We started the day early with a couple of hours cruising, and then a flight of seven locks. More lock free cruising through the early afternoon, till we got close to Wigan. Canal aficionados don’t talk about Wigan in the same hushed breath as Tardebigge or Caen Hill, but there is still a huge flight of 21 locks plus a couple of bonus locks at the bottom just when you though you were done. It’s just that they are in Wigan. To complicate things, you can currently only enter the flight between 8am and 9am, to conserve water, and they won’t let you out till 2pm. So, we had to get close enough to the top lock today to go down tomorrow morning. We are planning to share locks with Festina Lente again. They are moored right up by the locks and we are about half a mile away.

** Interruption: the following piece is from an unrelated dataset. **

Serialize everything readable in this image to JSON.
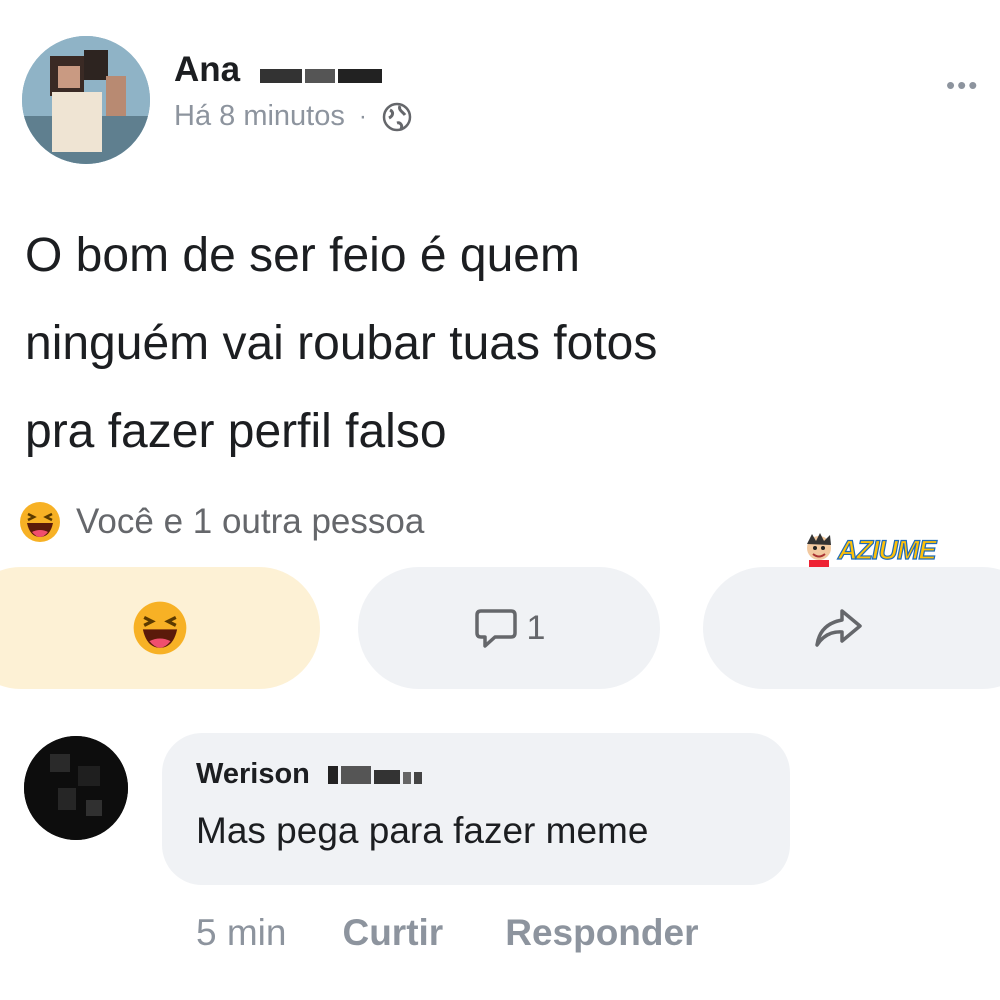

The boats up here are generally not as whimsically decorated as the ones in the Midlands and the South. You hardly ever see any of the “Roses and Castles” paintwork or sculpture gardens on the roof. We did pass a boat with a nice rooftop garden today, but they are rare up here.
The Jester
Actually, boats generally are much rarer up here. We went all day Friday without meeting a single boat coming in the other direction. There are a few more boats on the canal at the weekend, including the traditional drunken party boat.

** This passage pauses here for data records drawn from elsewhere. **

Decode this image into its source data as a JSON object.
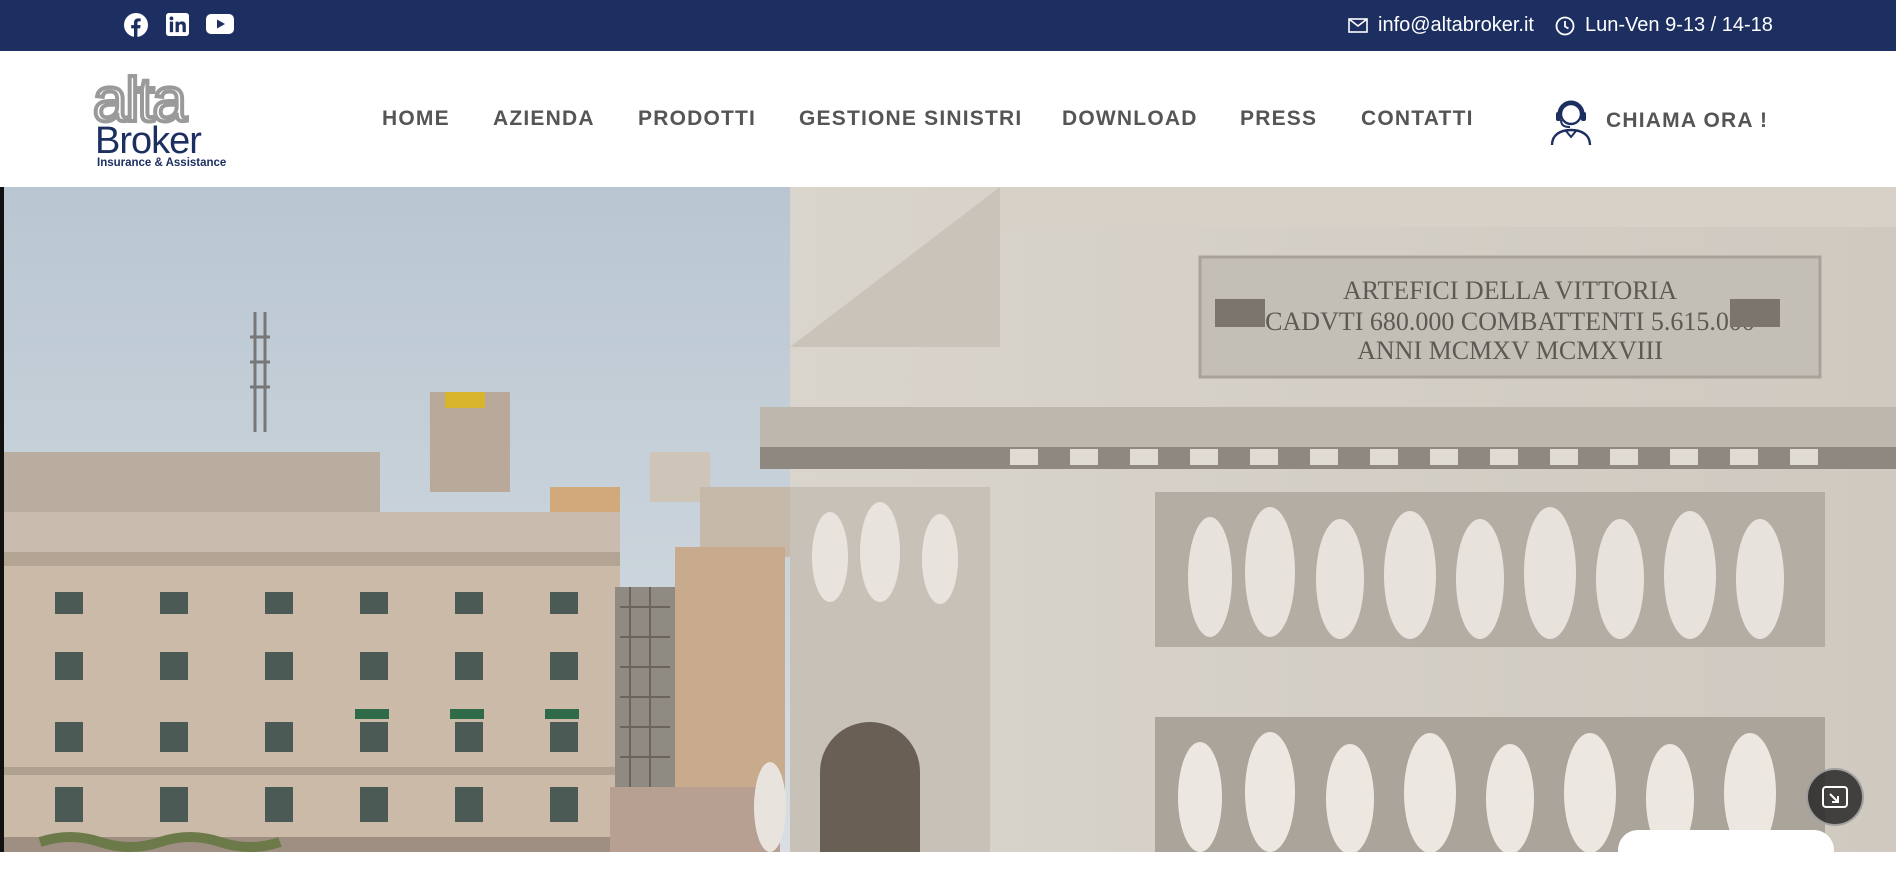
{
  "topbar": {
    "social": [
      {
        "name": "facebook-icon"
      },
      {
        "name": "linkedin-icon"
      },
      {
        "name": "youtube-icon"
      }
    ],
    "email": "info@altabroker.it",
    "hours": "Lun-Ven 9-13 / 14-18",
    "bg_color": "#1d2f61"
  },
  "logo": {
    "line1": "alta",
    "line2": "Broker",
    "tagline": "Insurance & Assistance"
  },
  "nav": {
    "items": [
      {
        "label": "HOME"
      },
      {
        "label": "AZIENDA"
      },
      {
        "label": "PRODOTTI"
      },
      {
        "label": "GESTIONE SINISTRI"
      },
      {
        "label": "DOWNLOAD"
      },
      {
        "label": "PRESS"
      },
      {
        "label": "CONTATTI"
      }
    ]
  },
  "call": {
    "label": "CHIAMA ORA !"
  },
  "hero": {
    "inscription": [
      "ARTEFICI DELLA VITTORIA",
      "CADVTI 680.000 COMBATTENTI 5.615.000",
      "ANNI MCMXV MCMXVIII"
    ]
  }
}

The water lilies are putting on a nice display at the moment. The common variety around here, the Nuphar, has flowers on spikes sticking up about six inches out of the water.
Water Lily
I’m always careful to avoid them with the boat, not because I want to preserve nature, but because it’s a bugger to get weeds wrapped around your prop.

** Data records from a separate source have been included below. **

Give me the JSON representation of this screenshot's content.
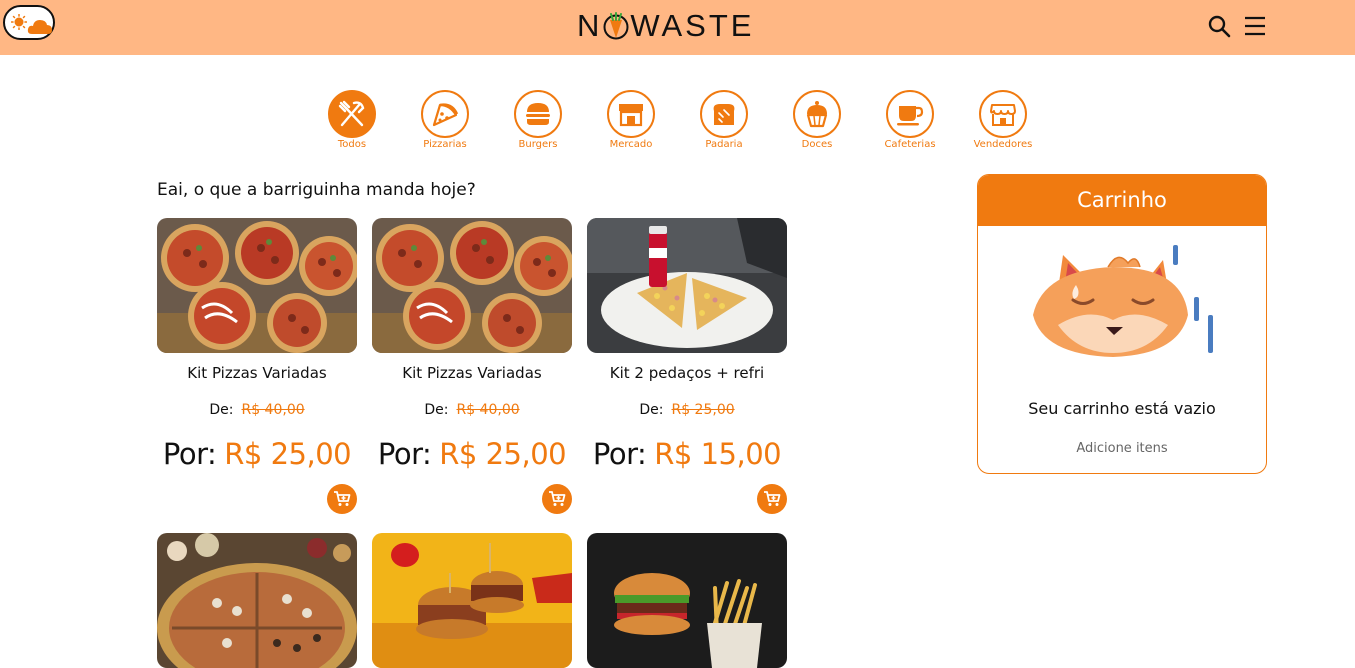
{
  "header": {
    "logo_text": "NOWASTE",
    "logo_prefix": "N",
    "logo_suffix": "WASTE",
    "brand_color": "#f07a10",
    "bar_color": "#ffb784"
  },
  "categories": [
    {
      "label": "Todos",
      "icon": "cutlery-icon",
      "active": true
    },
    {
      "label": "Pizzarias",
      "icon": "pizza-icon",
      "active": false
    },
    {
      "label": "Burgers",
      "icon": "burger-icon",
      "active": false
    },
    {
      "label": "Mercado",
      "icon": "store-icon",
      "active": false
    },
    {
      "label": "Padaria",
      "icon": "bread-icon",
      "active": false
    },
    {
      "label": "Doces",
      "icon": "cupcake-icon",
      "active": false
    },
    {
      "label": "Cafeterias",
      "icon": "coffee-icon",
      "active": false
    },
    {
      "label": "Vendedores",
      "icon": "shop-icon",
      "active": false
    }
  ],
  "main": {
    "greeting": "Eai, o que a barriguinha manda hoje?",
    "de_label": "De:",
    "por_label": "Por:",
    "products": [
      {
        "name": "Kit Pizzas Variadas",
        "old_price": "R$ 40,00",
        "price": "R$ 25,00",
        "image": "pizzas-photo"
      },
      {
        "name": "Kit Pizzas Variadas",
        "old_price": "R$ 40,00",
        "price": "R$ 25,00",
        "image": "pizzas-photo"
      },
      {
        "name": "Kit 2 pedaços + refri",
        "old_price": "R$ 25,00",
        "price": "R$ 15,00",
        "image": "pizza-slices-soda-photo"
      }
    ],
    "products_row2": [
      {
        "image": "large-pizza-photo"
      },
      {
        "image": "burgers-photo"
      },
      {
        "image": "burger-fries-photo"
      }
    ]
  },
  "cart": {
    "title": "Carrinho",
    "empty_text": "Seu carrinho está vazio",
    "hint": "Adicione itens"
  }
}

Bad pun of the day award goes to this canalside pub.
The Lock and Quay

I’m wondering if this is the famous Phyllis May, that Terry Darlington wrote about in Narrow Dog to Wigan Pier?
Phyllis May
Probably not unless it’s been repainted, but I had a momentary thrill when I saw the name. Incidentally, if you haven’t read at least Narrow Dog To Carcassonne, I highly recommended it. The book was written during the great quotation mark shortage of 2004 when the punctuation workers went on strike, but what it loses in comprehensibility it makes up for by dodging from exposition to dialog with the agility of a hyperactive whippet.